Aims: Cardiac autonomic modulation, as assessed by heart rate variability (HRV), is independently attenuated by both type 1 diabetes (T1D) and exercise-heat stress, although their combined effects remain unclear. We therefore assessed HRV during exercise-heat stress in young individuals (18-37 years) with (n = 14) and without type 1 diabetes (n = 14).
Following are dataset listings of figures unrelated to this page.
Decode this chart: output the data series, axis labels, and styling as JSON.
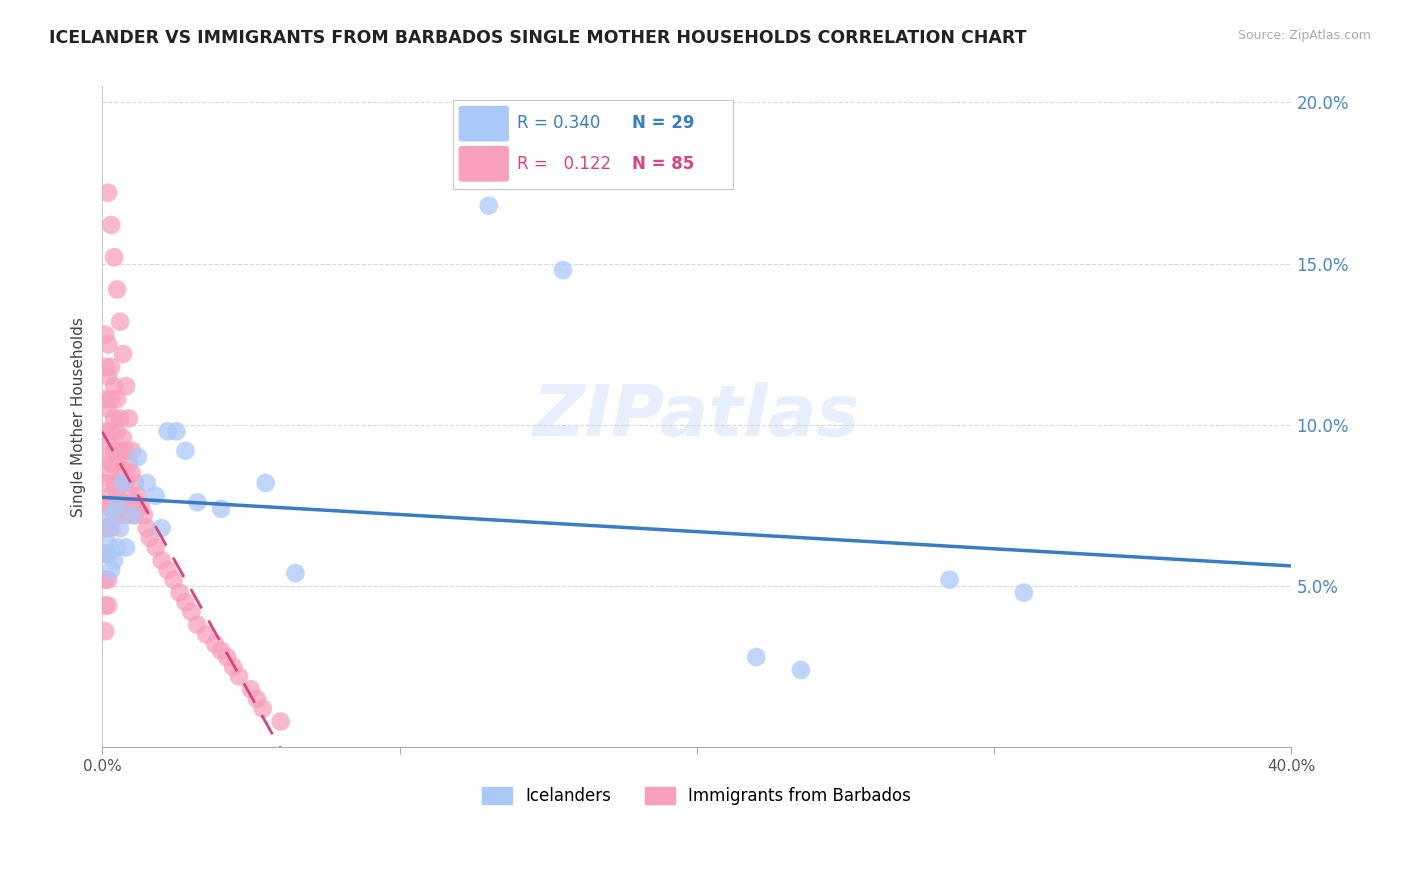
{
  "title": "ICELANDER VS IMMIGRANTS FROM BARBADOS SINGLE MOTHER HOUSEHOLDS CORRELATION CHART",
  "source": "Source: ZipAtlas.com",
  "ylabel": "Single Mother Households",
  "xlim": [
    0.0,
    0.4
  ],
  "ylim": [
    0.0,
    0.205
  ],
  "yticks": [
    0.05,
    0.1,
    0.15,
    0.2
  ],
  "ytick_labels": [
    "5.0%",
    "10.0%",
    "15.0%",
    "20.0%"
  ],
  "color_icelander": "#aac8f8",
  "color_barbados": "#f8a0bc",
  "color_icelander_line": "#3a7cc4",
  "color_barbados_line": "#d84480",
  "background_color": "#ffffff",
  "grid_color": "#d8d8d8",
  "legend_R1": "0.340",
  "legend_N1": "29",
  "legend_R2": "0.122",
  "legend_N2": "85",
  "watermark": "ZIPatlas",
  "icelander_x": [
    0.001,
    0.001,
    0.002,
    0.003,
    0.003,
    0.004,
    0.005,
    0.005,
    0.006,
    0.007,
    0.008,
    0.01,
    0.012,
    0.015,
    0.018,
    0.02,
    0.022,
    0.025,
    0.028,
    0.032,
    0.04,
    0.055,
    0.065,
    0.13,
    0.155,
    0.22,
    0.235,
    0.31,
    0.285
  ],
  "icelander_y": [
    0.068,
    0.06,
    0.063,
    0.072,
    0.055,
    0.058,
    0.075,
    0.062,
    0.068,
    0.082,
    0.062,
    0.072,
    0.09,
    0.082,
    0.078,
    0.068,
    0.098,
    0.098,
    0.092,
    0.076,
    0.074,
    0.082,
    0.054,
    0.168,
    0.148,
    0.028,
    0.024,
    0.048,
    0.052
  ],
  "barbados_x": [
    0.001,
    0.001,
    0.001,
    0.001,
    0.001,
    0.001,
    0.001,
    0.001,
    0.001,
    0.001,
    0.001,
    0.001,
    0.002,
    0.002,
    0.002,
    0.002,
    0.002,
    0.002,
    0.002,
    0.002,
    0.002,
    0.002,
    0.003,
    0.003,
    0.003,
    0.003,
    0.003,
    0.003,
    0.004,
    0.004,
    0.004,
    0.004,
    0.004,
    0.005,
    0.005,
    0.005,
    0.005,
    0.006,
    0.006,
    0.006,
    0.006,
    0.007,
    0.007,
    0.007,
    0.008,
    0.008,
    0.008,
    0.009,
    0.009,
    0.01,
    0.01,
    0.011,
    0.011,
    0.012,
    0.013,
    0.014,
    0.015,
    0.016,
    0.018,
    0.02,
    0.022,
    0.024,
    0.026,
    0.028,
    0.03,
    0.032,
    0.035,
    0.038,
    0.04,
    0.042,
    0.044,
    0.046,
    0.05,
    0.052,
    0.054,
    0.06,
    0.002,
    0.003,
    0.004,
    0.005,
    0.006,
    0.007,
    0.008,
    0.009,
    0.01
  ],
  "barbados_y": [
    0.128,
    0.118,
    0.108,
    0.098,
    0.09,
    0.082,
    0.075,
    0.068,
    0.06,
    0.052,
    0.044,
    0.036,
    0.125,
    0.115,
    0.105,
    0.095,
    0.085,
    0.075,
    0.068,
    0.06,
    0.052,
    0.044,
    0.118,
    0.108,
    0.098,
    0.088,
    0.078,
    0.068,
    0.112,
    0.102,
    0.092,
    0.082,
    0.072,
    0.108,
    0.098,
    0.088,
    0.078,
    0.102,
    0.092,
    0.082,
    0.072,
    0.096,
    0.086,
    0.076,
    0.092,
    0.082,
    0.072,
    0.088,
    0.078,
    0.085,
    0.075,
    0.082,
    0.072,
    0.078,
    0.075,
    0.072,
    0.068,
    0.065,
    0.062,
    0.058,
    0.055,
    0.052,
    0.048,
    0.045,
    0.042,
    0.038,
    0.035,
    0.032,
    0.03,
    0.028,
    0.025,
    0.022,
    0.018,
    0.015,
    0.012,
    0.008,
    0.172,
    0.162,
    0.152,
    0.142,
    0.132,
    0.122,
    0.112,
    0.102,
    0.092
  ]
}
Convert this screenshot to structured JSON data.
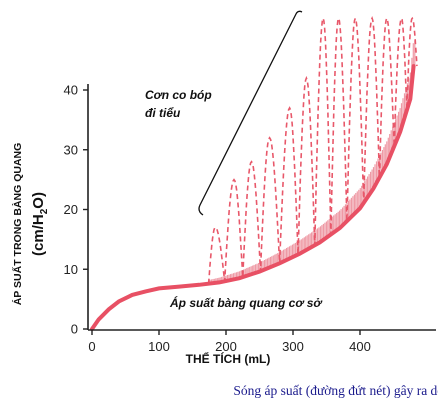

Methods: Participants completed 30-min seated rest and three, 30-min bouts of semi-recumbent cycling at light, moderate, and vigorous metabolic heat productions (200, 250, 300 W/m2, respectively), each followed by 30-min recovery. Body core temperature (Tcore) and electrocardiogram were recorded throughout and analyzed during the final 5-min of rest and each exercise period.
Results: Relative to baseline, Tcore was increased in both groups, albeit to a greater extent in type 1 diabetes during vigorous exercise (T1D, 1.1 ± 0.3 °C; control, 0.8 ± 0.3 °C; P < 0.05). Overall HRV (as reflected by entropy) was attenuated throughout exercise relative to baseline in both groups, with the magnitude of the reduction greater in type 1 diabetes during vigorous exercise (T1D, - 108%; control, - 70%; P < 0.05).
Conclusions: Given the negative correlations between decreased HRV and cardiac risk, our novel observations indicate that vigorous exercise in hot environments may pose a health concern for individuals with type 1 diabetes.
Keywords: Diabetes mellitus; Exercise-heat stress; Heart rate variability; Sympatho-vagal balance; Vagal tone.